We used standard Cochrane methods for carrying out data collection, assessing risk of bias, and analysing results. Two review authors independently assessed trial eligibility for inclusion, evaluated risk of bias, and extracted data for the four included studies. We assessed the certainty of evidence for selected outcomes using the GRADE approach. Primary maternal outcomes included hypertensive disorders of pregnancy and subsequent development of type 2 diabetes. Primary infant outcomes included perinatal mortality, large-for-gestational-age, composite of mortality or serious morbidity, and neurosensory disability.

Main results: 

This was an update of a previous review completed in 2016. We included four RCTs (reporting on 1731 women) that compared a tighter glycaemic control with less-tight glycaemic control in women diagnosed with GDM. Three studies were parallel RCTs, and one study was a stepped-wedged cluster-RCT. The trials took place in Canada, New Zealand, Russia, and the USA. We judged the overall risk of bias to be unclear. Two trials were only published in abstract form. Tight glycaemic targets used in the trials ranged between ≤ 5.0 and 5.1 mmol/L for fasting plasma glucose and ≤ 6.7 and 7.4 mmol/L postprandial. Less-tight targets for glycaemic control used in the included trials ranged between < 5.3 and 5.8 mmol/L for fasting plasma glucose and < 7.8 and 8.0 mmol/L postprandial.

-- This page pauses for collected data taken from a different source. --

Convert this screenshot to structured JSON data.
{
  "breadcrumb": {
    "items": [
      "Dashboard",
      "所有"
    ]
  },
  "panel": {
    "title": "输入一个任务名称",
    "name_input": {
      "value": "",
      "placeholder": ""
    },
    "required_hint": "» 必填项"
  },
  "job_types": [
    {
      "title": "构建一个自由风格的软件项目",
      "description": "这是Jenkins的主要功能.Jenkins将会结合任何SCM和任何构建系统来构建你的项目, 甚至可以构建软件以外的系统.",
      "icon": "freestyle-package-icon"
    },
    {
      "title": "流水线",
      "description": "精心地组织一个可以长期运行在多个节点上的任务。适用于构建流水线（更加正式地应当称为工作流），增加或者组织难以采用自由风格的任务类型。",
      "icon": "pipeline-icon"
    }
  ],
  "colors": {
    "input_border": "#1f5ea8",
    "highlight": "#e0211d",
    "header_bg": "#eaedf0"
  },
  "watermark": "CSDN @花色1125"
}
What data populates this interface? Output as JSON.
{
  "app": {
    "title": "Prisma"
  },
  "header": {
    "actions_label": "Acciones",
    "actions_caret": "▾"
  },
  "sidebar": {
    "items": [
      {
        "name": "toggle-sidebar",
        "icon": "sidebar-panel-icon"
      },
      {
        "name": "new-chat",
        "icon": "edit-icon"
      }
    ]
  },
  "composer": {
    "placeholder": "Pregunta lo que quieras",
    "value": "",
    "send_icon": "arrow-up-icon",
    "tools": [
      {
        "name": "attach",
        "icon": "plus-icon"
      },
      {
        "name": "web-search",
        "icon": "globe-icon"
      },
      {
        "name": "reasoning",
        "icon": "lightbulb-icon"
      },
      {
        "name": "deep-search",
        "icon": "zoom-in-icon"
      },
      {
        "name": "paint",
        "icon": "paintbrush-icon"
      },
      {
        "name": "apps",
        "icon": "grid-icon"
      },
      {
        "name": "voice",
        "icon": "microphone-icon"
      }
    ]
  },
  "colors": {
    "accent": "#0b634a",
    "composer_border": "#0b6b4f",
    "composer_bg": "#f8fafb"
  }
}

For the maternal outcomes, compared with less-tight glycaemic control, the evidence suggests a possible increase in hypertensive disorders of pregnancy with tighter glycaemic control (risk ratio (RR) 1.16, 95% confidence interval (CI) 0.80 to 1.69, 2 trials, 1491 women; low certainty evidence); however, the 95% CI is compatible with a wide range of effects that encompass both benefit and harm. Tighter glycaemic control likely results in little to no difference in caesarean section rates (RR 0.98, 95% CI 0.82 to 1.17, 3 studies, 1662 women; moderate certainty evidence) or induction of labour rates (RR 0.96, 95% CI 0.78 to 1.18, 1 study, 1096 women; moderate certainty evidence) compared with less-tight control. No data were reported for the outcomes of subsequent development of type 2 diabetes, perineal trauma, return to pre-pregnancy weight, and postnatal depression.

For the infant outcomes, it was difficult to determine if there was a difference in perinatal mortality (RR not estimable, 2 studies, 1499 infants; low certainty evidence), and there was likely no difference in being large-for-gestational-age (RR 0.96, 95% CI 0.72 to 1.29, 3 studies, 1556 infants; moderate certainty evidence). The evidence suggests a possible reduction in the composite of mortality or serious morbidity with tighter glycaemic control (RR 0.84, 95% CI 0.55 to 1.29, 3 trials, 1559 infants; low certainty evidence); however, the 95% CI is compatible with a wide range of effects that encompass both benefit and harm. There is probably little difference between groups in infant hypoglycaemia (RR 0.92, 95% CI 0.72 to 1.18, 3 studies, 1556 infants; moderate certainty evidence). Tighter glycaemic control may not reduce adiposity in infants of women with GDM compared with less-tight control (mean difference −0.62%, 95% CI −3.23 to 1.99, 1 study, 60 infants; low certainty evidence), but the wide CI suggests significant uncertainty. We found no data for the long-term outcomes of diabetes or neurosensory disability.

Women assigned to tighter glycaemic control experienced an increase in the use of pharmacological therapy compared with women assigned to less-tight glycaemic control (RR 1.37, 95% CI 1.17 to 1.59, 4 trials, 1718 women). Tighter glycaemic control reduced adherence with treatment compared with less-tight glycaemic control (RR 0.41, 95% CI 0.32 to 0.51, 1 trial, 395 women).

Overall the certainty of evidence assessed using GRADE ranged from low to moderate, downgraded primarily due to risk of bias and imprecision.